② Clinical positioning: A targeted option in the 2L+ biliary tract cancer setting
The current standard first-line therapy for advanced cholangiocarcinoma is gemcitabine + cisplatin + durvalumab (based on TOPAZ-1 data; ESMO/ASCO guidelines). In the 2L+ setting, molecularly guided therapies have rapidly expanded: pemigatinib, infigratinib, and futibatinib for FGFR2 fusion/rearrangement; ivosidenib for IDH1-mutant; pembrolizumab for MSI-H/dMMR. Zenocutuzumab-zbco fills the remaining gap for NRG1 fusion-positive patients who previously had no approved targeted option regardless of the line of therapy.
③ Competitive landscape: First-in-class advantage with diagnostic barriers ahead
As of May 2025, zenocutuzumab-zbco stands as the only FDA-approved therapy specifically targeting NRG1 fusions in solid tumors (based on publicly available information). Competing NRG1-directed agents remain in early-to-mid clinical development (not confirmed in FDA public documents). The principal market penetration barrier is diagnostic: DNA-only NGS panels frequently miss fusion events best detected by RNA-sequencing, creating a real-world gap between eligible patients and those who receive the drug.
My Thoughts and Future Outlook
For those newer to this field: cholangiocarcinoma has historically been one of oncology’s most challenging diseases, with a 5-year survival rate below 10% for unresectable or metastatic cases. The last decade has witnessed a remarkable molecular stratification of what was once treated as a uniform disease—FGFR2, IDH1, BRAF, HER2, MSI-H, and now NRG1 fusions each defining a distinct patient subgroup with a tailored treatment option. Zenocutuzumab-zbco’s approval is not merely a drug addition; it represents the continued validation of comprehensive molecular profiling as an indispensable standard of care in biliary oncology.
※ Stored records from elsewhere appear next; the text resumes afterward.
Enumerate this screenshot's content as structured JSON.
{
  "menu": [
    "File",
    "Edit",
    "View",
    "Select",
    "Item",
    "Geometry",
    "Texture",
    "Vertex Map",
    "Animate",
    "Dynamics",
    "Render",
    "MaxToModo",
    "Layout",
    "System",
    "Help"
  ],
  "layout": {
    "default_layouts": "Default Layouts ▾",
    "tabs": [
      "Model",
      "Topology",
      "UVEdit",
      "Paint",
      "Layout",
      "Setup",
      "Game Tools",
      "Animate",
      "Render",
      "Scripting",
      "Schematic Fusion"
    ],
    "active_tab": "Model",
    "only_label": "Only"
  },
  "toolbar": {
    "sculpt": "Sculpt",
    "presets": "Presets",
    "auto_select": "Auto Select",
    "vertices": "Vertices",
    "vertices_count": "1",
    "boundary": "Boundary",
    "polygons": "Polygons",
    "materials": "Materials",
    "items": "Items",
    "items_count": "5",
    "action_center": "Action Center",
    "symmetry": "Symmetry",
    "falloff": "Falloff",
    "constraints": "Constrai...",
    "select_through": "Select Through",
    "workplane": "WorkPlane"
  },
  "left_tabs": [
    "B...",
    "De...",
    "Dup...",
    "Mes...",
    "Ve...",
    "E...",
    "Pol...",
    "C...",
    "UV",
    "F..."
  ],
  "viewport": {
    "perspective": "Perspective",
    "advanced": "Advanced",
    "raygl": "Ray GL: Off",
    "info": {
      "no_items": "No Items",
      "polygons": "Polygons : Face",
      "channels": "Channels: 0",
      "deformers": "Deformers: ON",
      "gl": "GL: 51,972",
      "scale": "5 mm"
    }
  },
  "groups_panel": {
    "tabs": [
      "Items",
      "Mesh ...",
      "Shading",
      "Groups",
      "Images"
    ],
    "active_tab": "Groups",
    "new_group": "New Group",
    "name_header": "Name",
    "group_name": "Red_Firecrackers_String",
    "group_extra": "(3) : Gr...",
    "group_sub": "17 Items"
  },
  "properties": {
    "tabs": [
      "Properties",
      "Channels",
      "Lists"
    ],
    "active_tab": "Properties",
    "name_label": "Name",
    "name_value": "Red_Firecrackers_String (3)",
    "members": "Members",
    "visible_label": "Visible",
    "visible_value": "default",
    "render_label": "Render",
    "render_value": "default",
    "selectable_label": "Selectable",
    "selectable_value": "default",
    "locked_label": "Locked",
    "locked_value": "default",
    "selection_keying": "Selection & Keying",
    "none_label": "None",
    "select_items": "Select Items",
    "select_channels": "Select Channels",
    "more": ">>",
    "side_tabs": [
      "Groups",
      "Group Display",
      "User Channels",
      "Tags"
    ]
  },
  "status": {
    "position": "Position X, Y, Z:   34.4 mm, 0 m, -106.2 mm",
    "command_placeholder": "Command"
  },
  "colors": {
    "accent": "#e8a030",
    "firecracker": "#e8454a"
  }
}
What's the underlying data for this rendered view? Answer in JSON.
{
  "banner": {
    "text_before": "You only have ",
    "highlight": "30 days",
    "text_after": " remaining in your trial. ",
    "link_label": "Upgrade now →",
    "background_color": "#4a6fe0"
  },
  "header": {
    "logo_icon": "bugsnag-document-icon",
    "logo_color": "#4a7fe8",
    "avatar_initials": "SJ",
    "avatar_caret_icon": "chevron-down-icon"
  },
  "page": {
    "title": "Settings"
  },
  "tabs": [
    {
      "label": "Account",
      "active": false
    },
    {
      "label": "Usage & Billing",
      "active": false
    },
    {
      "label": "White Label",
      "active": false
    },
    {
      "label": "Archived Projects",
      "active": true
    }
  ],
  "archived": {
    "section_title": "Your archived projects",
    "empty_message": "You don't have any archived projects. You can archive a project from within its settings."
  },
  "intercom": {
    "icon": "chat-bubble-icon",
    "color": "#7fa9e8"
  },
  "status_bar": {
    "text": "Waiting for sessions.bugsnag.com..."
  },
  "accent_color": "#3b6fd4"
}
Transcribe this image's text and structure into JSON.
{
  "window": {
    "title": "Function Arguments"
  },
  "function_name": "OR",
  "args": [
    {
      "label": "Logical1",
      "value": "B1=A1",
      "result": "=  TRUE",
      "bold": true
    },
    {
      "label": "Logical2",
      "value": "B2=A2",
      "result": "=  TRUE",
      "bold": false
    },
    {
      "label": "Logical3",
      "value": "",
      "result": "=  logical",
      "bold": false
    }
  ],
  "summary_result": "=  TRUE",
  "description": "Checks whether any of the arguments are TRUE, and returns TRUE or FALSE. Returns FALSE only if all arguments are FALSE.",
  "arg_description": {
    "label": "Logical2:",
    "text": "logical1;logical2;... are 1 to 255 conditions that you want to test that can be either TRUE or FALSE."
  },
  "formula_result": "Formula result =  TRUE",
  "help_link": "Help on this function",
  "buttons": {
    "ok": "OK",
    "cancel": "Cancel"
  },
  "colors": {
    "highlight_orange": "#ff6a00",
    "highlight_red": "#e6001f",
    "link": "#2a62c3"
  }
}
From an expert perspective, the future promise is considerable. The tumor-agnostic design of eNRGy positions zenocutuzumab-zbco for label expansions into lung adenocarcinoma, pancreatic cancer, and other NRG1 fusion-positive solid tumors—some of which represent the most therapeutically deprived patient populations in oncology. Pancreatic adenocarcinoma with NRG1 fusion is particularly compelling given the near-complete absence of actionable targets in that disease. Additionally, the mechanistic independence of NRG1 fusion-driven signaling from classical HER2 amplification opens intriguing questions about combination strategies with HER2-directed agents and the optimal sequencing in tumors co-harboring HER2/HER3 alterations.
The unmet needs are equally clear. First, the approval rests on single-arm, ORR-based evidence from a small basket cohort—robust randomized data confirming OS and PFS benefit are absent and essential for cementing the drug’s long-term clinical value. Second, the diagnostic infrastructure for RNA-based NRG1 fusion detection remains inconsistent globally, threatening equitable patient access. Third, mechanisms of acquired resistance to zenocutuzumab-zbco are essentially uncharacterized, and no established post-progression therapeutic strategy exists. Addressing these three gaps—randomized efficacy confirmation, diagnostic democratization, and resistance biology—will define the next chapter for NRG1-targeted oncology.
This article is an independent summary prepared by Morningglorysciences based on FDA public documents, sponsor press releases, and relevant peer-reviewed literature. All clinical decisions should be made by qualified healthcare professionals in reference to the original publications, current prescribing information, and applicable clinical guidelines.